After a dozen years in various administrative roles in the Pain Management Center (located in our 345 E. Superior location), Antoinette recently completed her nursing degree and is the newest registered nurse in the 23rd Floor Brain Innovation Center.
The following conversation with Antoinette has been edited for length and clarity.
Tell me about your time in the Pain Management Center (PMC).
When I first came here in 2006, I had just decided to go back to school. At the time, I was working as an administrative coordinator. I earned my bachelor’s in healthcare leadership and, after that, my master’s in health services administration. I was then promoted to the business support manager position in the PMC.
I’ve done every position here, administratively — administrative coordinator, insurance coordinator, program coordinator, and I’ve even been able to fill in as a manager when needed.
Why did you want to become a registered nurse?
About six years ago, I found that I had more to give. That’s when I made the decision to go back to school for nursing. First, I had to complete prerequisite coursework, and that took about two-and-a-half years. I took some time to research schools because the reality was I needed to continue to work full time, not part time, and there are not a lot of schools that offer evening-and-weekends program options. Then, I found Resurrection University, which does, and I was accepted!
About six years ago, I found that I had more to give. That’s when I made the decision to go back to school for nursing.ANTOINETTE JOHNSON
A full-time job while taking on a rigorous degree program — how did you manage that?
I have to say, I would not have been able to do this without the support of my managers.
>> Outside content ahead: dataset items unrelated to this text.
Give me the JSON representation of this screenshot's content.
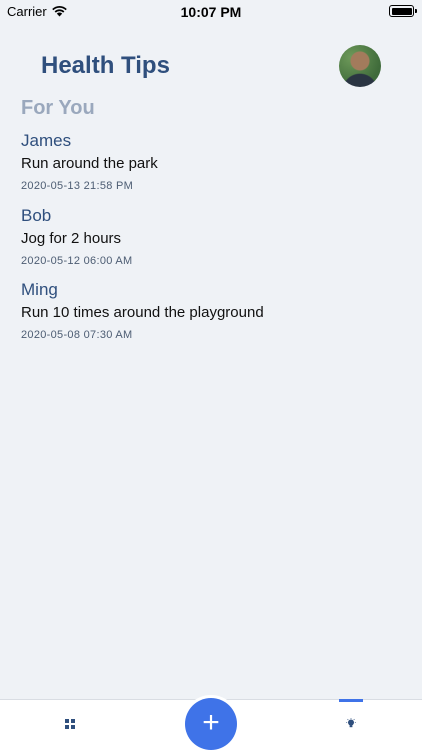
{
  "status_bar": {
    "carrier": "Carrier",
    "time": "10:07 PM"
  },
  "header": {
    "title": "Health Tips",
    "avatar_icon": "user-avatar-photo"
  },
  "section": {
    "title": "For You"
  },
  "tips": [
    {
      "author": "James",
      "text": "Run around the park",
      "date": "2020-05-13 21:58 PM"
    },
    {
      "author": "Bob",
      "text": "Jog for 2 hours",
      "date": "2020-05-12 06:00 AM"
    },
    {
      "author": "Ming",
      "text": "Run 10 times around the playground",
      "date": "2020-05-08 07:30 AM"
    }
  ],
  "bottom_nav": {
    "left_icon": "grid-icon",
    "center_button": "+",
    "right_icon": "lightbulb-icon",
    "active": "tips"
  },
  "colors": {
    "accent": "#3f73e8",
    "title": "#2f4f7d",
    "background": "#eff2f6"
  }
}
Dana Nelson [now the director of Patient Safety and Accreditation], who I reported to at the time I started taking classes, was very flexible with me. For one class, I would take my lunch and go to class, and then come back to work. There were days I needed to leave early or even start late. She was really supportive in that regard. Then, when I later reported to Jennifer Richert [now associate director of Internal Staff Development], she was the same way.
In my last semester, I actually had to get approval for intermittent time off, because I had to shadow my preceptor, who worked nights. When I was shadowing and had one class to attend, I would leave the shift and come directly here, work a few hours, and then go home.
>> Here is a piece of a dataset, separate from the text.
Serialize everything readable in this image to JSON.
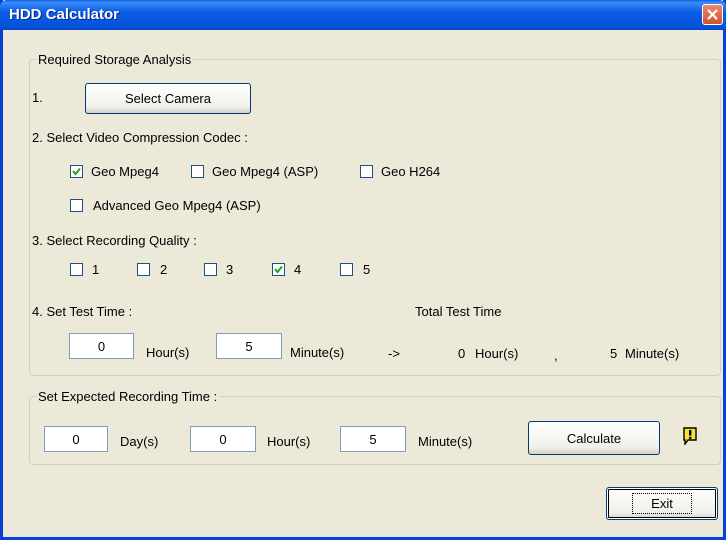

If I did not have the support of my managers, I’m not sure I would have been able to complete the degree. I’m really appreciative!
I have to say, I would not have been able to do this without the support of my managers.ANTOINETTE JOHNSON
Did you use Shirley Ryan AbilityLab's employee tuition reimbursement benefit?
Oh, of course!
A bachelor’s, a master’s, a nursing degree — you’ve done so much continuing education while you’ve been with our organization. What drives you?
That’s just my nature, to extend myself. Plus, I like helping people.
What about nursing called you?
That connection with patients and families, building relationships and being able to have that impact — it keeps me going.